The quadrennial jamboree that is the World Cup is just a week away. South Africa hosts Mexico on June 11th in the opening match of the tournament, which comprises 32 teams and culminates 63 matches and one month later in Johannesburg’s final.
England qualified, of course, and we can doubtless look forward to more raised hopes, dashed expectations, broken metatarsals, penalty shootouts and sendings off (history does repeat itself, doesn’t it?). Not to mention hangovers, sickies and punch-ups – and that’s only among the players.
While the tournament may be keenly anticipated by many (and loathed by many others), there are employment law issues arising that employers ought to take into account before settling down in front of the box.
The real world of business must go on and the World Cup, like any popular sporting event, poses problems to employers when workers would like to watch their team. England’s schedule for the first round matches is fairly kind to employers; the first two matches kick off at 19.30 BST and it is only their third match that eats into the afternoon with a 15.00 kick-off.
The Chartered Institute of Personnel and Development (CIPD) recently published its World Cup and Absence Management Guide which sets out the main issues that employers might face and is well worth a read. XPert HR also published a model policy for “sporting and other special events” in Employers’ Law dealing with the same issues.
The CIPD guide suggests that shift swaps, flexible hours and unpaid leave could be utilised or, if employers want to make more of an event (and promote team building) they could screen matches in the workplace. This later suggestion would no doubt suit football fans but for those who can’t stand the game it could cause disruption and resentment if they are excluded. Do bear in mind that if a television is being used on work premises it will need a TV licence and, if live football is being screened through a feed on to employee’s PCs a TV licence is also required for that.

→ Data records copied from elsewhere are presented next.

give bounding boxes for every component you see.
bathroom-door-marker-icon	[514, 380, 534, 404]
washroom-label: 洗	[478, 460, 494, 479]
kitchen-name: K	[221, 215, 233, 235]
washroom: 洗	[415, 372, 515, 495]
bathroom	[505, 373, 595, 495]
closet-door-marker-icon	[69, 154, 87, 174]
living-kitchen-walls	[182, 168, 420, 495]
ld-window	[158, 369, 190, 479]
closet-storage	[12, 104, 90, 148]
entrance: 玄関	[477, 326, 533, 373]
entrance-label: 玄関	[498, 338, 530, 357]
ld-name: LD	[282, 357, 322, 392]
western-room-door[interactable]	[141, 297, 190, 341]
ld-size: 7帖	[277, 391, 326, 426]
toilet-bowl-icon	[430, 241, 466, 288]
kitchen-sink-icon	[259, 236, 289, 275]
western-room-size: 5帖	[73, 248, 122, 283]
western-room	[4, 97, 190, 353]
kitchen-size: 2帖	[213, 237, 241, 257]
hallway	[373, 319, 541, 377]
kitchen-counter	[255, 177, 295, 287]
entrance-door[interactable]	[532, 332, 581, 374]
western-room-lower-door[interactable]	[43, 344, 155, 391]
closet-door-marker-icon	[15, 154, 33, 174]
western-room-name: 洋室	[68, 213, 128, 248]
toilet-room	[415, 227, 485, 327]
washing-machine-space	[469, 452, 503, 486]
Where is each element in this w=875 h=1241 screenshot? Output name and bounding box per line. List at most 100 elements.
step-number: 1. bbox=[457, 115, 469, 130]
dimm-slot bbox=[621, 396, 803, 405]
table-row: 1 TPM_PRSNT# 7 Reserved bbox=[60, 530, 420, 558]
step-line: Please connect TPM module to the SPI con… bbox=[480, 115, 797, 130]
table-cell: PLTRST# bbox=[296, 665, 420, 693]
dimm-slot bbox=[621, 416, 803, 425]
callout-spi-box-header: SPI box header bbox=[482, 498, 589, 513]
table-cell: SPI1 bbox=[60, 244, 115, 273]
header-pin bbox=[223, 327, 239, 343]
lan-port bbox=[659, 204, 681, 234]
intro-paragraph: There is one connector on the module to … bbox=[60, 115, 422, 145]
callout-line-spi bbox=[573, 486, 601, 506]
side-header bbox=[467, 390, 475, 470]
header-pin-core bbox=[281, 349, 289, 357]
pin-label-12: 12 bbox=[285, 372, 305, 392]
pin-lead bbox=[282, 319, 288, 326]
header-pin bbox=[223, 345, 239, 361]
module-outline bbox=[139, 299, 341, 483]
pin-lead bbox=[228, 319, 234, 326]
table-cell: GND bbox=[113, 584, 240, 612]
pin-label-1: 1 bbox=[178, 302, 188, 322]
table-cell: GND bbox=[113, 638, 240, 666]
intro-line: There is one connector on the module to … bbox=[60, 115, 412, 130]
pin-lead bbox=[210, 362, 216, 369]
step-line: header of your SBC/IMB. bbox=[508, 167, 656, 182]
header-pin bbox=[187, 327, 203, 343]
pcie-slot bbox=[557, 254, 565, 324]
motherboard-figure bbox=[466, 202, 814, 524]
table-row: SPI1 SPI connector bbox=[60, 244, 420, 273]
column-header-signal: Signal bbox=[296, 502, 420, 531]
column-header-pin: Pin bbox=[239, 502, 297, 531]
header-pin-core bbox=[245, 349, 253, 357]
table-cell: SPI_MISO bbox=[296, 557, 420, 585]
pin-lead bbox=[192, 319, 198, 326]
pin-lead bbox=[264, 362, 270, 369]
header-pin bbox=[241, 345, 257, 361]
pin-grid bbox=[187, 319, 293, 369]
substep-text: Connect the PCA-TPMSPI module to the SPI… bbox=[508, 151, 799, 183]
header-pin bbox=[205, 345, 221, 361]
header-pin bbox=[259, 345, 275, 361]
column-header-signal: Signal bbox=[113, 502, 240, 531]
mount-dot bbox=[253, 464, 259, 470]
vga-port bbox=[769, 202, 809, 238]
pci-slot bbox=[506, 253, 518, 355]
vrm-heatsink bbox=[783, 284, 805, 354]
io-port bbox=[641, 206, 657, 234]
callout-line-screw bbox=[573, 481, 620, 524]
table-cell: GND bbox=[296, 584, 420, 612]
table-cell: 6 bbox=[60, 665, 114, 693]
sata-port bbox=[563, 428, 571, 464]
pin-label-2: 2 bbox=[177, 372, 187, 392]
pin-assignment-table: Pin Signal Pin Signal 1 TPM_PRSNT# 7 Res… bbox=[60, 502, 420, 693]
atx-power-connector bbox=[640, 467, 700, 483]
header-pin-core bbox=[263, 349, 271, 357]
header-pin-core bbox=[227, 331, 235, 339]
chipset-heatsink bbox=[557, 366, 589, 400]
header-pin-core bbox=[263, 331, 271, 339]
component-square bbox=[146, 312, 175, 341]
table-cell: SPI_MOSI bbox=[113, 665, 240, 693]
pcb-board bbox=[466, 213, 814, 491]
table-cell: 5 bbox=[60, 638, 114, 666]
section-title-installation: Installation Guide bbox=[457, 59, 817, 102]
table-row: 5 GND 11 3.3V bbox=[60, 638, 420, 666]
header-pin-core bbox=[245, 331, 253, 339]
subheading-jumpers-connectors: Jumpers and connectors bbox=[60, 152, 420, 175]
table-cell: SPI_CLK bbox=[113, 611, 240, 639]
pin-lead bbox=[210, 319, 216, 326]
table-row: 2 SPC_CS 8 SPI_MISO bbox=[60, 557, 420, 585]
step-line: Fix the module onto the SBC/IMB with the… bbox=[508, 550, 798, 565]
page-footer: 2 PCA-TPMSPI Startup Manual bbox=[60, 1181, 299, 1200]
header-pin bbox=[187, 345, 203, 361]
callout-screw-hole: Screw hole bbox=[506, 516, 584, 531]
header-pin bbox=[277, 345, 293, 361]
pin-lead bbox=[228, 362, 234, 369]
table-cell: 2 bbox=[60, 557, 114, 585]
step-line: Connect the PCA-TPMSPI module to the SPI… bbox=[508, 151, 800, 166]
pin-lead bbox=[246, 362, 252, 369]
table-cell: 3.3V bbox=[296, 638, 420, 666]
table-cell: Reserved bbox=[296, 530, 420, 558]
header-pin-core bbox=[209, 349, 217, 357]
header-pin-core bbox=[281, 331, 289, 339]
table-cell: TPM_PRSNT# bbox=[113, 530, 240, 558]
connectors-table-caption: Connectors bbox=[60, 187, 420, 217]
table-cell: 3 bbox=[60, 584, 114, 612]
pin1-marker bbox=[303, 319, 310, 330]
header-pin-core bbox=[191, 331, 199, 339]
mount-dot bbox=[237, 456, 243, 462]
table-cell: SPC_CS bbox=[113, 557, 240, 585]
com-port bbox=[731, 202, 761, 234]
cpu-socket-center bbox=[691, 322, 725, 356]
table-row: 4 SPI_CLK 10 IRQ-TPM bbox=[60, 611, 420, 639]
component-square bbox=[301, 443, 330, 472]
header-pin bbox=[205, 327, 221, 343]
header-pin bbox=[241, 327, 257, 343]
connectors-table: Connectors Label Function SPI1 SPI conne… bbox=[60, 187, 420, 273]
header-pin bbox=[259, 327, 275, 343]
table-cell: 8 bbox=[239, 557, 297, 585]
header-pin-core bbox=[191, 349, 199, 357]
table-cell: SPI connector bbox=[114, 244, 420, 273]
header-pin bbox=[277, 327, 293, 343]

The CIPD’s other suggestion of having a radio or TV on in the background strikes me as unworkable – those who want to watch will feel constrained from doing so and for those who aren’t interested it will be an unwelcome background hubbub. Whatever solution is adopted, it probably pays employers to embrace the World Cup and be flexible, if only as a more constructive approach to dealing with the inevitable problem of absenteeism if no steps are taken.
However, the problems facing employers are not confined solely to how to screen the matches. Staff absenting themselves is one obvious problem, the other might be employees becoming “over-refreshed” (which could be particularly concerning if it happens in the workplace) and committing acts of misconduct and, even, criminal offences. An employer can be vicariously liable for the actions of an employee and claims could arise from one employee offended by the words or actions of another.
For instance, the recent case of May & Baker Ltd (t/a Sanofi-Aventis Pharma) v Okerago the facts of which arose from the last World Cup , demonstrated this. Ms Okerago was employed as a pharmacy inspector. She alleged that a fellow worker made a racially offensive remark to her when asked whether she would be supporting England or her own country. When she replied “her own country” she was, unhappily, told to return to that country. She sued for race discrimination when dismissed by the company, allegedly over an issue of her conduct. The Employment Tribunal held that she had been directly discriminated against. However, on appeal the decision was overturned because (for these purposes) of a technicality. The risk of inappropriate and/or offensive comments or actions occurring will be only be increased, especially if workplace screenings involve alcohol. Employers should remind staff that such conduct or comments will not be tolerated.
What happens if the employee commits a criminal offence (involving football hooliganism, for instance) whilst supporting his team? If the offence takes place outside the workplace the employer needs to consider its position very carefully before instigating disciplinary action. The case of Post Office v Liddiard  where a postman was convicted and sent to prison for being involved in football hooliganism (in France) was exceptional. The Post Office dismissed him for gross misconduct, but that was in response to the damage done to its reputation because of the public outrage that occurred in response, rather than his actual activities.
However, in 2002 another postman was caught on television kicking an opposing supporter and was dismissed by Consignia (as it then was). Although the case was not formally reported he apparently won substantial compensation at an Employment Tribunal. If an employee is alleged to have committed an act of misconduct the employer must be sure to investigate the allegation thoroughly before considering disciplinary proceedings. The employer must follow a fair procedure which complies with the ACAS Code of Practice on discipline and dismissals, or claims for unfair dismissal may arise (and be successful). An employer’s decision to dismiss an employee will be judged by an Employment Tribunal according to the “range of reasonable responses” test.
The prudent employer will remind its staff of the company’s policies on absence, alcohol consumption at work and misconduct. If an employer sets out what is and is not acceptable behaviour and treats all staff fairly in accordance with those policies, if a problem does arise it should be easier to deal with. It should probably also tell its staff to keep away from postmen at football matches as well.